Saturday, September 15, 2012

Thoughts on my Writing and Writing What You Know

My sci-fi project has been kicking my butt lately. Normally I can write an episode every week, to week and a half, working for a short time in the evenings. The episode I was having trouble with before (the third) was tricky because I wanted to try some new themes and styles with it.

In trying to craft an episode into a certain mold I found myself struggeling to come up with the actual plot of the epsiode, something that normally doesn't give me trouble. Eventually I found the key was moving the big punch I was saving for the end to the middle. Why fill the episode with filler to get this one moment when we can start with that big moment and see the interesting stuff that comes after?

As I finished this episode I moved onto the fourth and set myself another challenge. I tasked myself with doing a bottle episode. A bottle episode is usually lite on plot and takes place in a single location. For instance the crew would never leave the ship, or the couple never leaves the apartment. These episodes are often regarded as the best or worst in a series, as the writers either phone it in or rise to the challenge. With no explosions or big events, with no outside forces it traps the writer into using character motives alone to drive the plot.

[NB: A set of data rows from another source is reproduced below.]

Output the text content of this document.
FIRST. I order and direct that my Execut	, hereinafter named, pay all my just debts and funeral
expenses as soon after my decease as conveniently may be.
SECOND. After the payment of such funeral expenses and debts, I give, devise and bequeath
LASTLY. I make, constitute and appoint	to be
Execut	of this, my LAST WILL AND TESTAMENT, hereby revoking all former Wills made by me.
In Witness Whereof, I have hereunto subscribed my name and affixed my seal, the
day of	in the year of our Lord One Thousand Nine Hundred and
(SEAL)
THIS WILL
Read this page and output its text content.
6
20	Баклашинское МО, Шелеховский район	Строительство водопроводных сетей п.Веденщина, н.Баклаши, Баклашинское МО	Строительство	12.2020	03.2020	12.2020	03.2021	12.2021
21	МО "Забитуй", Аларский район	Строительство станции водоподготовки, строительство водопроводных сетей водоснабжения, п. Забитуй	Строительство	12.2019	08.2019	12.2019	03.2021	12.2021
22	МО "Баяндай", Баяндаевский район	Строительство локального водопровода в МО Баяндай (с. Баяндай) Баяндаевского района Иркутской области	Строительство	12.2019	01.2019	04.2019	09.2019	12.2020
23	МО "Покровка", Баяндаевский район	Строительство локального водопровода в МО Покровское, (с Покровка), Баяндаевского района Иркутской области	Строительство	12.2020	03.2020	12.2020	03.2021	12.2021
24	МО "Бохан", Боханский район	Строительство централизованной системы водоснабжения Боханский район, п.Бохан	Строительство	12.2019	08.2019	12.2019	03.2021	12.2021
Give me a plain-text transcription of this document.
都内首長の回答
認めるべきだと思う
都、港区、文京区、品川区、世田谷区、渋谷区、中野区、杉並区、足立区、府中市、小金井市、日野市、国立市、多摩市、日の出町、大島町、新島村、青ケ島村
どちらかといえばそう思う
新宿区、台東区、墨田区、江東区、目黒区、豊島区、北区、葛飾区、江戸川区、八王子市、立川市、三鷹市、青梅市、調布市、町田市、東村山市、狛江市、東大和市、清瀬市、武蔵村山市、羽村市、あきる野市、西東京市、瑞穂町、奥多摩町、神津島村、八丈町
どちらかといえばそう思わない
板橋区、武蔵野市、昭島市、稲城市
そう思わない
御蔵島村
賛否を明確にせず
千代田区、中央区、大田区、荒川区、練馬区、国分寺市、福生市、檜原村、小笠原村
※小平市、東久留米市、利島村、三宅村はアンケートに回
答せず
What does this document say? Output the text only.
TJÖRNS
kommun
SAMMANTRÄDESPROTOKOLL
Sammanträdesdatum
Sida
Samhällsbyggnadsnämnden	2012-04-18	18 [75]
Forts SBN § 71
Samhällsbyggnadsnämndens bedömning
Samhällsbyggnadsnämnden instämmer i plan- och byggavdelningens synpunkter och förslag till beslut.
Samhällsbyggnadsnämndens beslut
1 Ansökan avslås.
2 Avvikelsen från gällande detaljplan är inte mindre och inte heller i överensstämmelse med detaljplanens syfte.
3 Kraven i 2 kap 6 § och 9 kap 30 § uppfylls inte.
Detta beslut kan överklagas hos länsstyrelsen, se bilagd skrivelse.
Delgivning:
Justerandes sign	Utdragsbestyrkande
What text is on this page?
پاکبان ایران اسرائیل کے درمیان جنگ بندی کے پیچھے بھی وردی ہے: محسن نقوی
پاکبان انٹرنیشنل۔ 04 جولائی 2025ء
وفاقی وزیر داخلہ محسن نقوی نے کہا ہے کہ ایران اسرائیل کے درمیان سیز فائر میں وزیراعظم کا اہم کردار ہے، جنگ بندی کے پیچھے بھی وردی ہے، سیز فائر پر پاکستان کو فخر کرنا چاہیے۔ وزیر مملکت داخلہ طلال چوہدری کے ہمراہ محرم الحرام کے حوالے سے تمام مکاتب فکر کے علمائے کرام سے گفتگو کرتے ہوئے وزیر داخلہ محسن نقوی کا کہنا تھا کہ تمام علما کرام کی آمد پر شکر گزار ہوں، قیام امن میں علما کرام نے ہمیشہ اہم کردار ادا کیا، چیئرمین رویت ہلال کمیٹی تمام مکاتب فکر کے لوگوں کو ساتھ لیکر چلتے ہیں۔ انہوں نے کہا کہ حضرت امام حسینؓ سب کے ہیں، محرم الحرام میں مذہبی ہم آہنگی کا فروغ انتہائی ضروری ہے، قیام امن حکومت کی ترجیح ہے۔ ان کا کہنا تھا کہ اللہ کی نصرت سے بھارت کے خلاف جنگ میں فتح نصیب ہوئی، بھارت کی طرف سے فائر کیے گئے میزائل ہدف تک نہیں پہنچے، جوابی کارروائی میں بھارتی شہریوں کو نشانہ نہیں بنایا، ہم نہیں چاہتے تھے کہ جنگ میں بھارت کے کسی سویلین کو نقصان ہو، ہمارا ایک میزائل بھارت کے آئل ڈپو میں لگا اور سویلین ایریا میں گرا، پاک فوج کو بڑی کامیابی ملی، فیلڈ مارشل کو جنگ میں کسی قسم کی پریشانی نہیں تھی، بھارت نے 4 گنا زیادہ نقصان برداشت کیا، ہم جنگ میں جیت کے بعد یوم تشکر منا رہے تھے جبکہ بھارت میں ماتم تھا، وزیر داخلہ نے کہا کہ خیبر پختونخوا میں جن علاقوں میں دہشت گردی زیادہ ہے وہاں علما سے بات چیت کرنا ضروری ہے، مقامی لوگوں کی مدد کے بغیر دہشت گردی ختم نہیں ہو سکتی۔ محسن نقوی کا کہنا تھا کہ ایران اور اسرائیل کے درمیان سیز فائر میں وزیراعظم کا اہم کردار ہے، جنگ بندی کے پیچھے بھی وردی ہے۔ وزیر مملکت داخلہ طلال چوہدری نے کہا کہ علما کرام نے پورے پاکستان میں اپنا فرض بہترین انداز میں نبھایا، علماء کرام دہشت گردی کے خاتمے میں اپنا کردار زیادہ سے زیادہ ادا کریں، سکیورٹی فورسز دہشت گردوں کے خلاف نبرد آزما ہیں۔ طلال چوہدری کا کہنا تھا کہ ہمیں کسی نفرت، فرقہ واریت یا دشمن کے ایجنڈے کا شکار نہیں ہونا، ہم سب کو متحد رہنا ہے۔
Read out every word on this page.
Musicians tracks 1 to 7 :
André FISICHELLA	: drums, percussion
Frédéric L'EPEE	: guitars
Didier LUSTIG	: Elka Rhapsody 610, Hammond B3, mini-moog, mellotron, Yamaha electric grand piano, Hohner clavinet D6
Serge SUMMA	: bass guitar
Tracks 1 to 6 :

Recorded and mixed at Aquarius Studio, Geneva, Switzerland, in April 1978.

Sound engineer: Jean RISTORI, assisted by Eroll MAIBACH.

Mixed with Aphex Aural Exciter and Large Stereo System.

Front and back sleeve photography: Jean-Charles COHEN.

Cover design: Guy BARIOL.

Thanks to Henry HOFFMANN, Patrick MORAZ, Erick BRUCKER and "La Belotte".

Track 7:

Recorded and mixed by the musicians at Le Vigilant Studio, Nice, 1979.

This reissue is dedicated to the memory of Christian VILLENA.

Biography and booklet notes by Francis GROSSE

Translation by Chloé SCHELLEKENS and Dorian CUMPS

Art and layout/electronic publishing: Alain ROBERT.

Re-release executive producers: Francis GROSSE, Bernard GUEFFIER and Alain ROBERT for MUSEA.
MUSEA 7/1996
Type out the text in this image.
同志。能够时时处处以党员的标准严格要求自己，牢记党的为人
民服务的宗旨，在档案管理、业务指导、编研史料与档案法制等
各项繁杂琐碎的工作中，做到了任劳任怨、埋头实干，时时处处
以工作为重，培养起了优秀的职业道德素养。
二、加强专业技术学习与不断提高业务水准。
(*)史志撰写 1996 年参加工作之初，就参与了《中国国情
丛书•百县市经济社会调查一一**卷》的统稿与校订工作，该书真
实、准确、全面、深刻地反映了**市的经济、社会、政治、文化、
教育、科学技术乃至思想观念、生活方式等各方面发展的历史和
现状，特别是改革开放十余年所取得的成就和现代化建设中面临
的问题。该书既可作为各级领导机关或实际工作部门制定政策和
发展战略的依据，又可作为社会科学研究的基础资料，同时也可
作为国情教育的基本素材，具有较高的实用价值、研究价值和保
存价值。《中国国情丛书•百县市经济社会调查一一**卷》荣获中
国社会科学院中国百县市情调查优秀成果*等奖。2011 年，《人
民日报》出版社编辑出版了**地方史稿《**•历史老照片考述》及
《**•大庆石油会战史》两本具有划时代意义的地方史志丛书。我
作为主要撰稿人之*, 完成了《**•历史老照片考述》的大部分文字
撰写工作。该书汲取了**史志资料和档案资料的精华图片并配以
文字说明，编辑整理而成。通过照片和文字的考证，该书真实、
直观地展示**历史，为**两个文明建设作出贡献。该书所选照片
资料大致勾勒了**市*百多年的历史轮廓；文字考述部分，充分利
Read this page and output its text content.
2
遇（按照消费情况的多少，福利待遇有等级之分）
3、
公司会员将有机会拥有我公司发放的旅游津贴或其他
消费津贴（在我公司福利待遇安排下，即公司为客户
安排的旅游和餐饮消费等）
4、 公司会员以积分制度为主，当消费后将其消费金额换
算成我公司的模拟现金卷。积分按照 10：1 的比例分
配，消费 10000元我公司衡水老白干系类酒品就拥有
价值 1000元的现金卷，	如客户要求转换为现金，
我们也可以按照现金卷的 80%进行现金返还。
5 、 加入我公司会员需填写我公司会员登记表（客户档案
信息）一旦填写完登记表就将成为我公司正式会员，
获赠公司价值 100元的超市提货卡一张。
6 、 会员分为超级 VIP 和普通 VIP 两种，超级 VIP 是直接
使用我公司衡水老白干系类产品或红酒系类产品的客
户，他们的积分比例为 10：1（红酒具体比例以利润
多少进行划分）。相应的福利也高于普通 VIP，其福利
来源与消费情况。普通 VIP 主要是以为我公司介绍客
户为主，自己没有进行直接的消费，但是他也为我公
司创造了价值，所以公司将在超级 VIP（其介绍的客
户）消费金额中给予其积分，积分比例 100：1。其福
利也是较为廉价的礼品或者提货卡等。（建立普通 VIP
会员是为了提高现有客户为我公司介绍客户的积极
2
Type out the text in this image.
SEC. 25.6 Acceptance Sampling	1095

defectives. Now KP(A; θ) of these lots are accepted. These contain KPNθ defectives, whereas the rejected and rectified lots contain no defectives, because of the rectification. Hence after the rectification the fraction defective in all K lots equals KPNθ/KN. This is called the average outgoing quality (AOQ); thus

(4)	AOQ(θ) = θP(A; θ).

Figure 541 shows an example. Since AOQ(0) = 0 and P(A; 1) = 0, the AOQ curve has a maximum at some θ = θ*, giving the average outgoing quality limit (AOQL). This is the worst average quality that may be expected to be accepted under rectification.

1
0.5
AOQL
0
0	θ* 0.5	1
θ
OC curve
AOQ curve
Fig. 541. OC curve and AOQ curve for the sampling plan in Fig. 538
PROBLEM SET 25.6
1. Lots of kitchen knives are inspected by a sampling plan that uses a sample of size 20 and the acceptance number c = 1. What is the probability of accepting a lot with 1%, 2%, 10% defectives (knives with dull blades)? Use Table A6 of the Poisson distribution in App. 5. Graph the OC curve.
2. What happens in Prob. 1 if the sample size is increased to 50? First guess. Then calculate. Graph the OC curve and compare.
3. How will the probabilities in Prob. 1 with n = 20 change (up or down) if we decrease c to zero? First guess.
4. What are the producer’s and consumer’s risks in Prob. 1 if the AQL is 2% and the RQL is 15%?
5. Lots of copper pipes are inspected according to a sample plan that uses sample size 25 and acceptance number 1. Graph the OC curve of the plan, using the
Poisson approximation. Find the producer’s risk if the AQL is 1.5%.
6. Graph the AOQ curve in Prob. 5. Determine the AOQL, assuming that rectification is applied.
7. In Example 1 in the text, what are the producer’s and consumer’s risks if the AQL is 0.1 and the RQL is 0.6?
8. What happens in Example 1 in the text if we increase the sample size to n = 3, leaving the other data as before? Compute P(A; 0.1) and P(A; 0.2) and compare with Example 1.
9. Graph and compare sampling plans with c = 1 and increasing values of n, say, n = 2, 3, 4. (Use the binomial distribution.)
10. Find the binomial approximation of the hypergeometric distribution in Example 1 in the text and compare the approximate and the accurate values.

As I was trying to think of how to do this I kept hitting a brick wall. How do you make the uninteresting, interesting? As I thought out different plot elements I realized something about my own writing. I either can't or won't write a happy story. Every single thing I have ever written has been dark in some way. I'm not talking 40k, emo grim-dark here. I mean more of the inner torments.

My sci-fi project is probably the most clear example of this, as every episode in some way has a gut punching moment, either through something bad happening to a character or them struggling with the demons within. Now I'll admit it's a dark universe, not a lot of sunshine and lollipops in the worlds that those characters live in. But I have yet to give them lasting successes. I have yet to give them a triumph they could hold onto. Every single victory has it's price. Every hill, every saved victim, every personal demon slayed is paid in blood.

A week or so ago I started writing a movie. I wanted to play with characters, with writing stories that don't have action sequences or outside threats. It was going to be a sweet romance between a guy who's lost his drive in life, and a blind girl struggling to find her own place. Standard romance stuff. By the second seen the blind girl had been hit by a car and was in a cast. Though she laughed about it, not the nicest thing to do to a character. Two scenes later she was crying, wondering if she'd every be able to raise a family through the difficulties imparted by her disability. The more I plotted out the story and thought of the path to get there, the deeper and darker those tunnels became. While the story has a happy ending, I don't let them get there without their share of angry shouting matches and crying spells. And that was me attempting to do something happy.


Write What You Know?


So what the hell is wrong with me? Why is every story I write so damn depressing at times? Well, the easy answer without going to much into my personal life, is that I've only really felt strongly during the darker times. Pain has always been easier to feel than love. "Happy" has at times felt like a downright lie and at others as a boring retirement, of being set out to pasture.

To me the times that really mattered where the ones when I had to fight. When things were so damn dark I forgot what light looked like, what it was. When I had to close my eyes and look deep down inside myself and push on. When I had to trust my own voice and fight my way through to the other side. The times when I was drifting in a vacuum, only to claw and bite my way back to the surface.

A triumph of happiness, of victory, didn't seem important. It wasn't about reaching the summit, it was about the climb to get there. And there was always a higher peak waiting. Maybe it's wrong of me to put my characters through hell. To allow them only fleeting repreives from the hellish downpour that is their lives. Maybe it's some sadistic part of me wanting to share the scars. Or perhaps it's a voice seeking empathy. Who knows.

In the meantime, I've learned something about my writing and myself, and I can only think that will lead to better stories and characters. And maybe, just maybe, I'll give the character's that easy victory they yearn for.

On second thought, I'll probably shoot their dog. Builds character.